The Application Layer is where all of the Application-specific and user processes occur that we experience as users. All data here is used specifically by an application and will most likely be in a format that only certain applications can understand like *.doc or *.xls files. FTP and Telnet are entirely in this region as they are applications communicating a particular type of information specifically for other telnet or FTP users respectively.

The Presentation Layer (Also the Syntax Layer) is a conversion layer providing abstraction for the Application Layer so that all traffic can be sent across the network available to be understood by all and then being reconverted back to the Application Layer when received. This layer provides formatting and encryption to enable the data to be sent across the network, and then un-formats and encrypts data that is received. MIME, Encryption and Compression all occur at this level.
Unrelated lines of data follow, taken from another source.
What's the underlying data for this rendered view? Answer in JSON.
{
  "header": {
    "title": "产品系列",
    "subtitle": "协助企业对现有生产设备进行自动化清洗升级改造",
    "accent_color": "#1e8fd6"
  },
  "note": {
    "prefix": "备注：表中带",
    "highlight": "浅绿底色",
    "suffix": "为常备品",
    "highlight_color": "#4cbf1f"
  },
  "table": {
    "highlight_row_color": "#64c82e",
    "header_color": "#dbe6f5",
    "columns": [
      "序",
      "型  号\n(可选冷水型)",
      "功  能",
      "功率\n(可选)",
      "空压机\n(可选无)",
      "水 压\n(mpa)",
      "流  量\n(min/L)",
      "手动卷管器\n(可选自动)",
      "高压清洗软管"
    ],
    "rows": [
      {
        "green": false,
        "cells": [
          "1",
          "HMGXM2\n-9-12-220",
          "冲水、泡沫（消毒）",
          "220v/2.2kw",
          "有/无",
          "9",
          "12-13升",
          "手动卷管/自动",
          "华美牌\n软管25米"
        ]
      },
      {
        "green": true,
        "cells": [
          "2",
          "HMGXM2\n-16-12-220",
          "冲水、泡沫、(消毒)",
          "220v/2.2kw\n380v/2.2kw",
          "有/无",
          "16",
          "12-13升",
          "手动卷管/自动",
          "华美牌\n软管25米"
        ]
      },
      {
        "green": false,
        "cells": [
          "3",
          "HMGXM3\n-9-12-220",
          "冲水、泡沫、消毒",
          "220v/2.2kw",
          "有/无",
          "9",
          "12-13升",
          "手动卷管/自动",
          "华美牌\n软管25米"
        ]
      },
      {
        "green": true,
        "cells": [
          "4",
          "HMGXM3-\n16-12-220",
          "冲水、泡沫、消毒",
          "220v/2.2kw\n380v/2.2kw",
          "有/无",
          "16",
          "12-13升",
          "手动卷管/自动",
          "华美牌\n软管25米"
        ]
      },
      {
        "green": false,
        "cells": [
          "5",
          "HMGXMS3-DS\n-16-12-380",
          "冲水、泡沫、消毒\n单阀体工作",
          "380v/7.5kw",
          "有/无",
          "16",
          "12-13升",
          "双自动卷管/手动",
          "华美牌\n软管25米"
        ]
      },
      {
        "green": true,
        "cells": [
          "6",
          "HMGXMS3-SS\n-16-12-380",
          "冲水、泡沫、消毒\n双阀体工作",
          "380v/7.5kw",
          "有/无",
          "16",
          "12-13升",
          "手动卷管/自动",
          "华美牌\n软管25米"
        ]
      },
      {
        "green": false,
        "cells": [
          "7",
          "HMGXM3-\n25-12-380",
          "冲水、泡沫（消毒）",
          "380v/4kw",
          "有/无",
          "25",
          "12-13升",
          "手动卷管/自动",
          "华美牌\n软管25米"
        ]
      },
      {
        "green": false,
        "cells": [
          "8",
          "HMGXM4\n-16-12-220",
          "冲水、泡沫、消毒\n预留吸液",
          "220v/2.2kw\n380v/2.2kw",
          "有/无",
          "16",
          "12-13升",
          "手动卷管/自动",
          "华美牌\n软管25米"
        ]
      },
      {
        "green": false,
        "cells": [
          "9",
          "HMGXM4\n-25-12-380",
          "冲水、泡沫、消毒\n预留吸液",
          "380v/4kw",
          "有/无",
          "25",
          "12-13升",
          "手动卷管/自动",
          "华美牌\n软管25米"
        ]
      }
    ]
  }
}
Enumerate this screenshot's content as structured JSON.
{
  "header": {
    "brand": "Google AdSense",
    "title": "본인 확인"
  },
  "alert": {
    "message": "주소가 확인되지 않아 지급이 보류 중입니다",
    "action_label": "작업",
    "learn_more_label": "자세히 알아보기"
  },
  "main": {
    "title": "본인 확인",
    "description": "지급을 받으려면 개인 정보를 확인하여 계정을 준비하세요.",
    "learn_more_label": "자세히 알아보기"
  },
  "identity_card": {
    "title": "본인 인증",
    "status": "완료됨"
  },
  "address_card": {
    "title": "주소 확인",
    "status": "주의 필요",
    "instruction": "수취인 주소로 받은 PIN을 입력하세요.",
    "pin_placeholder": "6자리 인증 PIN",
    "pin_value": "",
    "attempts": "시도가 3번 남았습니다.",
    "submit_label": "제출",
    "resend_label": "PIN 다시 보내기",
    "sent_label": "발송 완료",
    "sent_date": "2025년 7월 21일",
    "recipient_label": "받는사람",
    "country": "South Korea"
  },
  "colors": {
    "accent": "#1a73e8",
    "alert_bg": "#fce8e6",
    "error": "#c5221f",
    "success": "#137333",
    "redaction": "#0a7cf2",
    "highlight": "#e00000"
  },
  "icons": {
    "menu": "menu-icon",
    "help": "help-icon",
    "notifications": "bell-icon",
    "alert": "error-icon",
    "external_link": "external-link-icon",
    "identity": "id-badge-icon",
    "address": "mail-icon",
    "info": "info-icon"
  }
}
The Session Layer controls the sessions started and stopped by requests from the Presentation Layer, more easily thought of as managing dialogue between the layers above and below. All sessions are opened, managed and terminated by this layer.

The Transport Layer is responsible for transporting data between hosts and is entirely transparent - i.e. none of the services using this layer able to communicate with or detect the layer itself. All endpoints on the system are connected by the transport layer which controls flow control and ensures complete end-to-end data transfer.

The Network Layer provides routing technologies, creating logical paths, known as virtual circuits, for transmitting data from node to node. The network layer provides the functional and procedural means of transferring variable length data sequences (packets) from a source to a destination via one or more networks while maintains the quality of service (QoS) requested by the Transport layer. The Network Layer also performs error handling, addressing, inter-networking, congestion control and packet sequencing. Routing and Forwarding operate at this layer -- sending data throughout the extended network and making the Internet possible (there also exist layer 3 (or IP) switches). This is a logical addressing scheme - values are chosen by the network engineer. The addressing scheme is hierarchical. TCP/IP which we all use to connect to the Internet relies on the reliability of all of the error handling and packet sequencing managed by this layer, the IP part (Internet Protocol) is genuinely perceived to be layer 3.

The Data Link Layer is where Ethernet resides. This layer is capable of detecting and sometimes correcting errors in the Physical Layer. MAC and LLC are the two partnering components of this layer, MAC addresses are hard coded into each node of the network and the MAC (Media Access Control) governs how a device on the network gains control to data and whether or not it may transmit data of it's own. The LLC (Logical Link Control) governs frame handling, flow control and error checking.

The Physical Layer is the hardware carrier control and provides the physical means of transmitting the Bit Stream down cables or across Microwave or Infrared etc. Ethernet Hubs are Layer 1 as they simply re-transmit received signals to every other port of the Hub. SCSI devices are also examples of this layer and Fast Ethernet, ATM and RS232 are protocols with segments occurring in this layer.